Card game probabilities: poker, bridge, and Texas hold'em all rely on hypergeometric calculations. P(flush in 5-card poker) = 4 × C(13, 5) / C(52, 5) ≈ 0.00198 — about 1 in 506 hands. Pre-flop and post-flop probability tables in poker strategy books are precomputed hypergeometric PMFs.
Mean and variance of the hypergeometric
E(X) = nK/N is the expected number of successes — the sample size times the population proportion of successes. This is the same as the binomial mean np if p = K/N. The variance differs by the finite-population correction (FPC):
Var(X) = n × (K/N) × (1 − K/N) × (N − n)/(N − 1).
The first three factors are exactly the binomial variance np(1 − p). The fourth factor, (N − n)/(N − 1), shrinks variance whenever n is a meaningful fraction of N. Concretely, if you sample 60% of the population (n = 0.6N), the FPC is 0.4 — variance is 60% lower than the with-replacement equivalent. At the extreme n = N you sample everyone, variance is zero, and the count equals K with certainty.
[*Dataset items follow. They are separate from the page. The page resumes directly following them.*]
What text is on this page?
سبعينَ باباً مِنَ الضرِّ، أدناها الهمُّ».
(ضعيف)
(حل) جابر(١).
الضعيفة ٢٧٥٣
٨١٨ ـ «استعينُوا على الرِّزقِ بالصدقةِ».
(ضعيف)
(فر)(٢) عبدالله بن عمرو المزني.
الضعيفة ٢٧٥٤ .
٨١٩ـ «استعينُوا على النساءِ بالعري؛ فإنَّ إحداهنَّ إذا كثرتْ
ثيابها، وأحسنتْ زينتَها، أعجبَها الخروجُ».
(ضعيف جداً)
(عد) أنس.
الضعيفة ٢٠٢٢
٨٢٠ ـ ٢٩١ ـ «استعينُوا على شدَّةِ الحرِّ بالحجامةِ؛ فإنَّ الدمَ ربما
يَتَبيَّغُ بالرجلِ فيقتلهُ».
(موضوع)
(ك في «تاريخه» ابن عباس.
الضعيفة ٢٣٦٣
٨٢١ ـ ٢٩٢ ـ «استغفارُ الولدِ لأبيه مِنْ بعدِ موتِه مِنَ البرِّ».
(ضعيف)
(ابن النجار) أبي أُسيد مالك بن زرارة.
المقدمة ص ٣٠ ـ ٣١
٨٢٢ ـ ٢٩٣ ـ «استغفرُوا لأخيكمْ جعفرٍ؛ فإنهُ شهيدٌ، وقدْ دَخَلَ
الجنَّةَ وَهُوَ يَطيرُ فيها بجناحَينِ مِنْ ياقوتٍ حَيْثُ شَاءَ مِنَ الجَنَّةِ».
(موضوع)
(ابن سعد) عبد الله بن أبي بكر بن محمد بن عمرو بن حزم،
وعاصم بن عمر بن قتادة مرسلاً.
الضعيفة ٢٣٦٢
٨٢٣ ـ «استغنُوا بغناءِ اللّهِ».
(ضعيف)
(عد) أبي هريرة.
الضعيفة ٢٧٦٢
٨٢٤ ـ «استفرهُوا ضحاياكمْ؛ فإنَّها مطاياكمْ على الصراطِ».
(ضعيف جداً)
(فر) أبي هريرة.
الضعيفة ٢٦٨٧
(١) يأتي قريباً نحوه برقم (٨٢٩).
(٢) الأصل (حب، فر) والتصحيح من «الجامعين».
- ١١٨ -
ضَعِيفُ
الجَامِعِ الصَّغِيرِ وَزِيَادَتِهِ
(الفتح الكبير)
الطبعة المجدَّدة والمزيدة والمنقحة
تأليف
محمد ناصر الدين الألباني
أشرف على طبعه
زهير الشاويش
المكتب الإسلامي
Common hypergeometric mistakes
Always check that k is achievable. The valid range is max(0, n − (N − K)) ≤ k ≤ min(n, K). Asking "P(X = 6) for n = 5" is impossible — you cannot have more successes than draws. The calculator returns 0 outside the valid range.
If you sample with replacement (each draw goes back before the next), the trials are independent and the distribution is binomial, not hypergeometric. Conversely, if you sample without replacement but treat it as binomial, you slightly overstate variance — especially when n is a large fraction of N. Match the distribution to the actual sampling protocol.
The most common error is using binomial when you should use hypergeometric. For small populations, the two give meaningfully different answers. Inspecting 10 widgets from a lot of 50 with 5 defects: hypergeometric P(X = 1) = 0.4313, binomial P(X = 1) = 0.3874. The 4-percentage-point gap matters for acceptance-sampling decisions.
The second mistake is confusing K (successes in population) with k (successes in sample). They are different quantities. K is a parameter of the distribution; k is the random variable's value. The notation N, K, n, k is standard but easy to mix up — define each one explicitly before plugging into the formula.
The third error is using approximations when exact calculation is feasible. Modern computers can evaluate hypergeometric probabilities for N up to 10⁶ or more using log-gamma functions to avoid overflow. There is rarely a reason to settle for the binomial approximation when the exact calculation is one function call away.